LAS VEGAS — Ardently liberal, pro-labor and anti-corporate cash, the field of Democrats running for president may look like a union activist’s dream. But some key labor leaders are starting to worry about the topics dominating the 2020 conversation.
The candidates are spending too much time talking about esoteric issues like the Senate filibuster and the composition of the Supreme Court and not enough time speaking the language of workers, several union officials said. Those ideas may excite progressive activists, they said, but they risk alienating working-class voters.
“They’ve got to pay attention to kitchen table economics,” said Ted Pappageorge, president of the Las Vegas Culinary Union that represents 60,000 hotel and casino workers. “We don’t quite see that.”
Terry McGowan, president of the International Union of Operating Engineers Local 139, in Wisconsin, said many of the issues driving the 2020 primary so far are distractions.
“The people that are into politics, the people who like sideshows, they’re into that,” he said, citing the debates over reparations for slavery and immigration as examples. “The masses just want to feed their families.”
The unease may be an early warning sign for Democrats, who watched as many white, working-class voters, including many union members in key Rust Belt states, chose Donald Trump three years ago. Democrats are hoping to win back some of those voters next year, a challenge that is made harder, some argue, by labor’s struggle to build its membership and influence its rank and file.

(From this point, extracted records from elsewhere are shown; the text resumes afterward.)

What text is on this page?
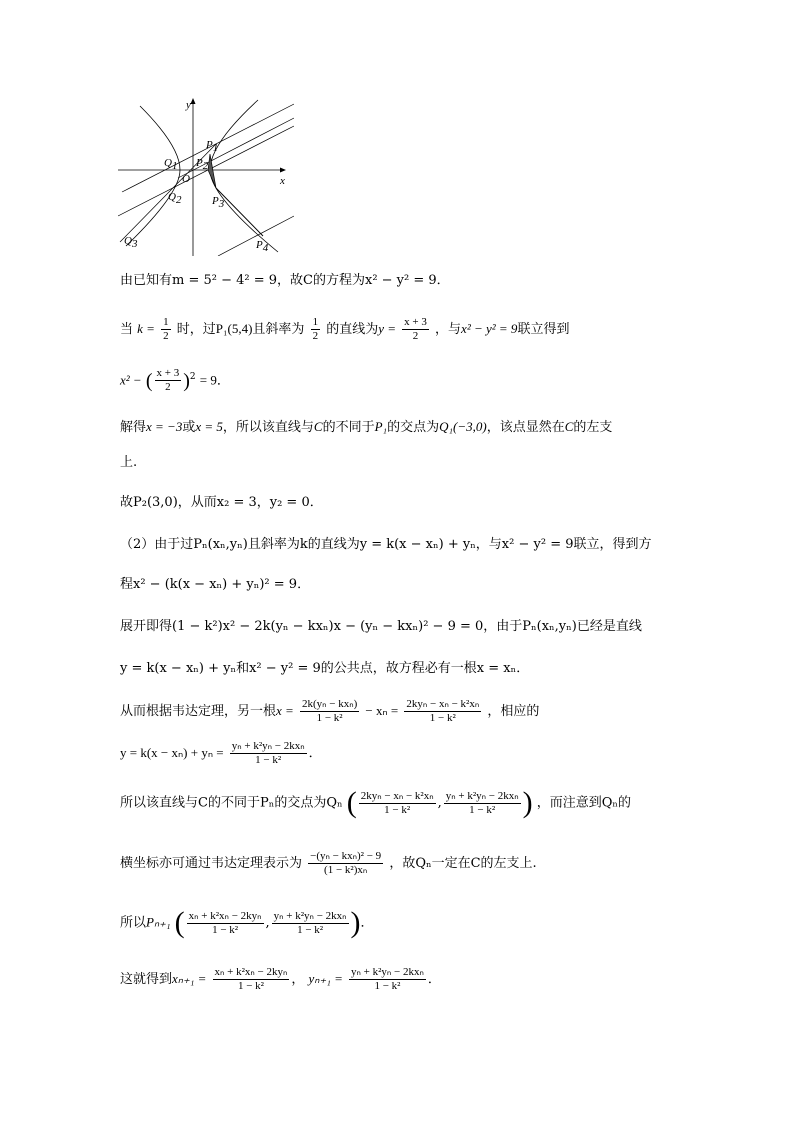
x
y
O
P1
P2
P3
P4
Q1
Q2
Q3
由已知有m = 5² − 4² = 9，故C的方程为x² − y² = 9．
当 $k = \frac{1}{2}$ 时，过P₁(5,4)且斜率为 $\frac{1}{2}$ 的直线为$y = \frac{x + 3}{2}$ ，与x² − y² = 9联立得到
x² − ( $\frac{x + 3}{2} )^2 = 9$．
解得x = −3或x = 5，所以该直线与C的不同于P₁的交点为Q₁(−3,0)，该点显然在C的左支
上.
故P₂(3,0)，从而x₂ = 3，y₂ = 0．
（2）由于过Pₙ(xₙ,yₙ)且斜率为k的直线为y = k(x − xₙ) + yₙ，与x² − y² = 9联立，得到方
程x² − (k(x − xₙ) + yₙ)² = 9．
展开即得(1 − k²)x² − 2k(yₙ − kxₙ)x − (yₙ − kxₙ)² − 9 = 0，由于Pₙ(xₙ,yₙ)已经是直线
y = k(x − xₙ) + yₙ和x² − y² = 9的公共点，故方程必有一根x = xₙ．
从而根据韦达定理，另一根$x = \frac{\text{2k(yₙ − kxₙ)}}{\text{1 − k²}} - x_n = \frac{\text{2kyₙ − xₙ − k²xₙ}}{\text{1 − k²}}$ ，相应的
$y = k(x - x_n) + y_n = \frac{\text{yₙ + k²yₙ − 2kxₙ}}{\text{1 − k²}}$ ．
所以该直线与C的不同于Pₙ的交点为Qₙ ( $\frac{\text{2kyₙ − xₙ − k²xₙ}}{\text{1 − k²}}$ , $\frac{\text{yₙ + k²yₙ − 2kxₙ}}{\text{1 − k²}}$ ) ，而注意到Qₙ的
横坐标亦可通过韦达定理表示为 $\frac{\text{−(yₙ − kxₙ)² − 9}}{\text{(1 − k²)xₙ}}$ ，故Qₙ一定在C的左支上.
所以Pₙ₊₁ ( $\frac{\text{xₙ + k²xₙ − 2kyₙ}}{\text{1 − k²}}$ , $\frac{\text{yₙ + k²yₙ − 2kxₙ}}{\text{1 − k²}}$ )．
这就得到$x_{n+1} = \frac{\text{xₙ + k²xₙ − 2kyₙ}}{\text{1 − k²}}$ ， $y_{n+1} = \frac{\text{yₙ + k²yₙ − 2kxₙ}}{\text{1 − k²}}$ ．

Democrats’ early messages may not help, some said.
“You see where some of the party’s being driven. It’s no secret,” said Rusty McAllister, executive secretary of the Nevada AFL-CIO.
McAllister pointed to “Medicare for all” — the health care proposal of choice for several candidates — as an example of Democrats’ not seizing on labor’s top priorities. Many unions already organized and fought for private health insurance for their members. “That’s not something that I think that labor is as much focused on as some of the progressives are,” McAllister said.

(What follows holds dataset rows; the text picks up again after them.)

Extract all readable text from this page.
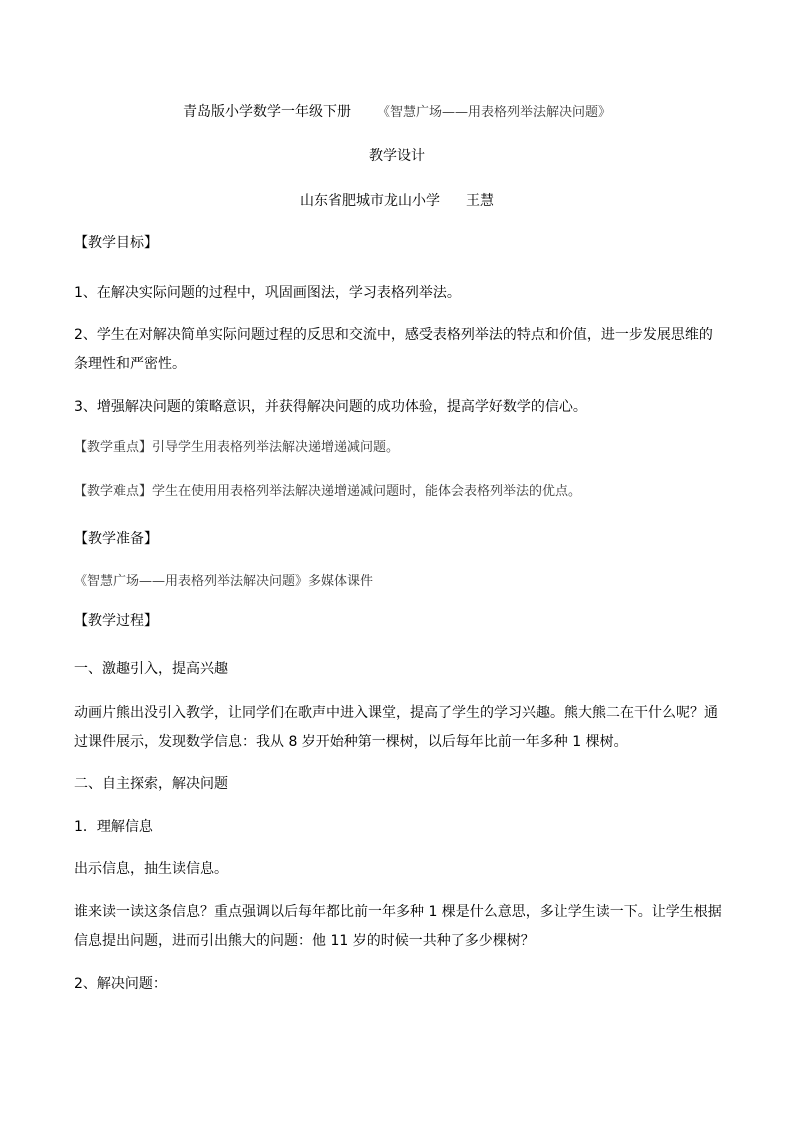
青岛版小学数学一年级下册 《智慧广场——用表格列举法解决问题》
教学设计
山东省肥城市龙山小学 王慧
【教学目标】
1、在解决实际问题的过程中，巩固画图法，学习表格列举法。
2、学生在对解决简单实际问题过程的反思和交流中，感受表格列举法的特点和价值，进一步发展思维的
条理性和严密性。
3、增强解决问题的策略意识，并获得解决问题的成功体验，提高学好数学的信心。
【教学重点】引导学生用表格列举法解决递增递减问题。
【教学难点】学生在使用用表格列举法解决递增递减问题时，能体会表格列举法的优点。
【教学准备】
《智慧广场——用表格列举法解决问题》多媒体课件
【教学过程】
一、激趣引入，提高兴趣
动画片熊出没引入教学，让同学们在歌声中进入课堂，提高了学生的学习兴趣。熊大熊二在干什么呢？通
过课件展示，发现数学信息：我从 8 岁开始种第一棵树，以后每年比前一年多种 1 棵树。
二、自主探索，解决问题
1．理解信息
出示信息，抽生读信息。
谁来读一读这条信息？重点强调以后每年都比前一年多种 1 棵是什么意思，多让学生读一下。让学生根据
信息提出问题，进而引出熊大的问题：他 11 岁的时候一共种了多少棵树？
2、解决问题：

Ken Broadbent, business manager of the Pittsburgh-based Steamfitters Local 449, worried that Democrats are too focused on environmental plans like the Green New Deal, a blueprint for shifting the U.S. economy away from fossil fuels, and will neglect the importance of swing state Pennsylvania’s rich natural gas deposits in creating jobs.
“Jobs is where we’ve got to keep things focused,” Broadbent said.